Geoffrey Canada, the acclaimed president and CEO of the Harlem Children’s Zone in New York City, will be in Baltimore Thursday, October 28, to discuss his ongoing work to transform the lives of thousands of Harlem children and its application to Baltimore City.
Mr. Canada launched the Harlem Children’s Zone Project several years ago to provide wide-ranging services for at-risk children in a large section of Central Harlem. The organization now has 650 people working in more than 20 programs and serves about 3,000 children who live in the 60-block zone.
“Geoffrey Canada’s work in Harlem can help us understand how to break out of the prevailing culture of violence in Baltimore and focus, instead, on providing our youth educational, after-school and training opportunities,” said Diana Morris, director of OSI-Baltimore.
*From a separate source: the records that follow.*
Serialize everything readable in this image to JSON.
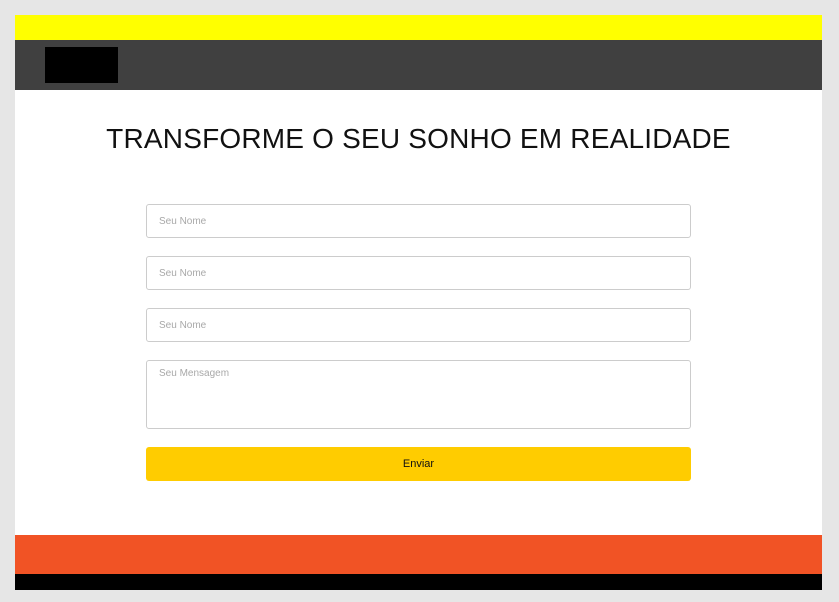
{
  "colors": {
    "topbar": "#ffff00",
    "header": "#404040",
    "button": "#ffcc00",
    "footer_orange": "#f15325",
    "footer_black": "#000000"
  },
  "hero": {
    "title": "TRANSFORME O SEU SONHO EM REALIDADE"
  },
  "form": {
    "field1_placeholder": "Seu Nome",
    "field2_placeholder": "Seu Nome",
    "field3_placeholder": "Seu Nome",
    "message_placeholder": "Seu Mensagem",
    "submit_label": "Enviar"
  }
}
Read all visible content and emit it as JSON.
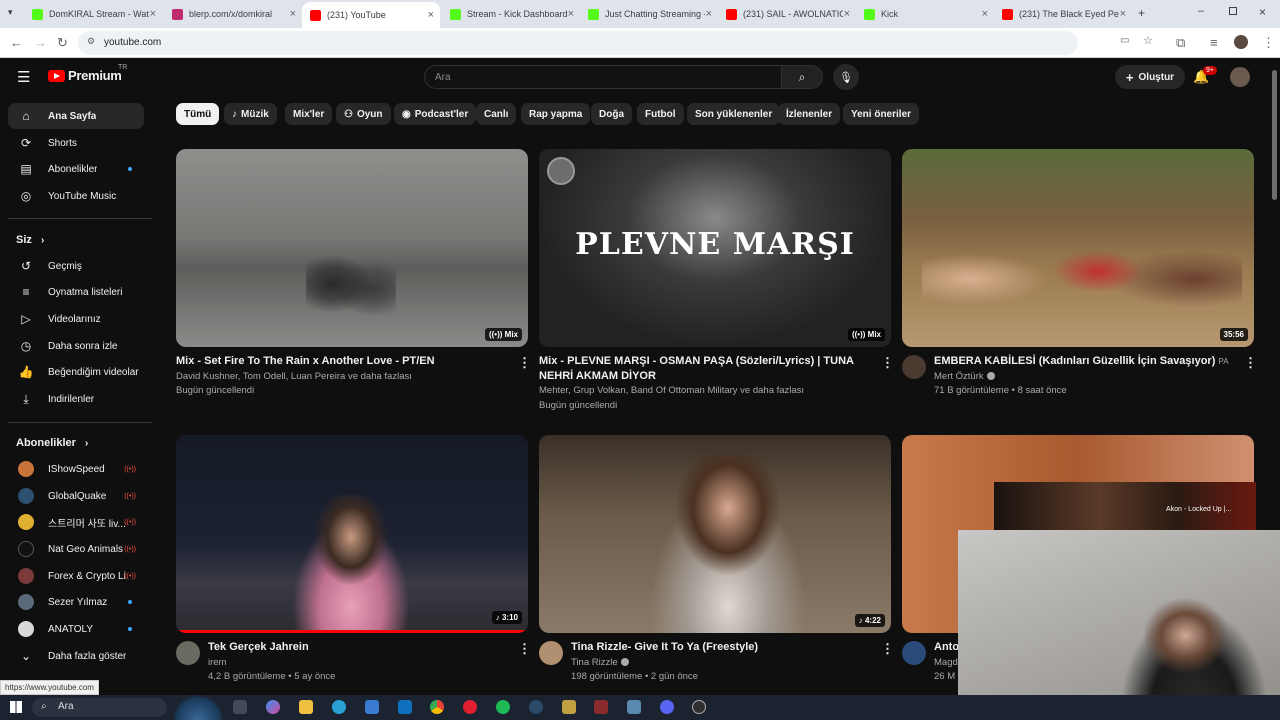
{
  "browser": {
    "tabs": [
      {
        "title": "DomKIRAL Stream - Watc",
        "favicon_color": "#53fc18"
      },
      {
        "title": "blerp.com/x/domkiral",
        "favicon_color": "#c02a6e"
      },
      {
        "title": "(231) YouTube",
        "favicon_color": "#ff0000"
      },
      {
        "title": "Stream - Kick Dashboard",
        "favicon_color": "#53fc18"
      },
      {
        "title": "Just Chatting Streaming -",
        "favicon_color": "#53fc18"
      },
      {
        "title": "(231) SAIL - AWOLNATIO",
        "favicon_color": "#ff0000"
      },
      {
        "title": "Kick",
        "favicon_color": "#53fc18"
      },
      {
        "title": "(231) The Black Eyed Pea",
        "favicon_color": "#ff0000"
      }
    ],
    "url": "youtube.com",
    "status_url": "https://www.youtube.com"
  },
  "youtube": {
    "logo_text": "Premium",
    "region": "TR",
    "search_placeholder": "Ara",
    "create_label": "Oluştur",
    "notification_count": "9+"
  },
  "sidebar": {
    "main": [
      {
        "label": "Ana Sayfa",
        "icon": "home-icon"
      },
      {
        "label": "Shorts",
        "icon": "shorts-icon"
      },
      {
        "label": "Abonelikler",
        "icon": "subscriptions-icon"
      },
      {
        "label": "YouTube Music",
        "icon": "music-icon"
      }
    ],
    "you_header": "Siz",
    "you": [
      {
        "label": "Geçmiş",
        "icon": "history-icon"
      },
      {
        "label": "Oynatma listeleri",
        "icon": "playlist-icon"
      },
      {
        "label": "Videolarınız",
        "icon": "video-icon"
      },
      {
        "label": "Daha sonra izle",
        "icon": "clock-icon"
      },
      {
        "label": "Beğendiğim videolar",
        "icon": "thumbs-up-icon"
      },
      {
        "label": "İndirilenler",
        "icon": "download-icon"
      }
    ],
    "subs_header": "Abonelikler",
    "subs": [
      {
        "label": "IShowSpeed",
        "avatar_color": "#c8733a"
      },
      {
        "label": "GlobalQuake",
        "avatar_color": "#2f4f6f"
      },
      {
        "label": "스트리머 사또 liv...",
        "avatar_color": "#e0b030"
      },
      {
        "label": "Nat Geo Animals",
        "avatar_color": "#111111"
      },
      {
        "label": "Forex & Crypto Li...",
        "avatar_color": "#7a3a3a"
      },
      {
        "label": "Sezer Yılmaz",
        "avatar_color": "#5a6a7a"
      },
      {
        "label": "ANATOLY",
        "avatar_color": "#d8d8d8"
      }
    ],
    "show_more": "Daha fazla göster"
  },
  "chips": [
    "Tümü",
    "Müzik",
    "Mix'ler",
    "Oyun",
    "Podcast'ler",
    "Canlı",
    "Rap yapma",
    "Doğa",
    "Futbol",
    "Son yüklenenler",
    "İzlenenler",
    "Yeni öneriler"
  ],
  "videos": [
    {
      "title": "Mix - Set Fire To The Rain x Another Love - PT/EN",
      "line1": "David Kushner, Tom Odell, Luan Pereira ve daha fazlası",
      "line2": "Bugün güncellendi",
      "badge": "Mix"
    },
    {
      "title": "Mix - PLEVNE MARŞI - OSMAN PAŞA (Sözleri/Lyrics) | TUNA NEHRİ AKMAM DİYOR",
      "line1": "Mehter, Grup Volkan, Band Of Ottoman Military ve daha fazlası",
      "line2": "Bugün güncellendi",
      "badge": "Mix",
      "thumb_text": "PLEVNE MARŞI"
    },
    {
      "title": "EMBERA KABİLESİ (Kadınları Güzellik İçin Savaşıyor)",
      "title_tag": "PA",
      "line1": "Mert Öztürk",
      "line2": "71 B görüntüleme • 8 saat önce",
      "badge": "35:56"
    },
    {
      "title": "Tek Gerçek Jahrein",
      "line1": "irem",
      "line2": "4,2 B görüntüleme • 5 ay önce",
      "badge": "3:10"
    },
    {
      "title": "Tina Rizzle- Give It To Ya (Freestyle)",
      "line1": "Tina Rizzle",
      "line2": "198 görüntüleme • 2 gün önce",
      "badge": "4:22"
    },
    {
      "title": "Anton",
      "line1": "Magd",
      "line2": "26 M",
      "overlay_text": "Akon - Locked Up |..."
    }
  ],
  "taskbar": {
    "search_label": "Ara"
  }
}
Mr. Canada, who grew up in the South Bronx, has dedicated his life to helping children who grew up in conditions similar to those faced by his family secure both educational and economic opportunities.
In a June 20, 2004 profile, the New York Times summarized Mr. Canada’s work this way:
“He has become a very different kind of do-gooder, one with a mission both radically ambitious and startlingly simple. He wants to prove that poor children, and especially poor black children, can succeed—that is, achieve good reading scores, good grades and good graduation rates—and not just the smartest or the most motivated or the ones with the most attentive parents, but all of them, in big numbers.”
Mr. Canada was the featured speaker at an awards luncheon sponsored by the Open Society Institute-Baltimore. At the luncheon, OSI announced the recipients of its 2004 Baltimore Community Fellowships grants, which support the work of ten individuals to address pervasive problems in Baltimore’s underserved communities.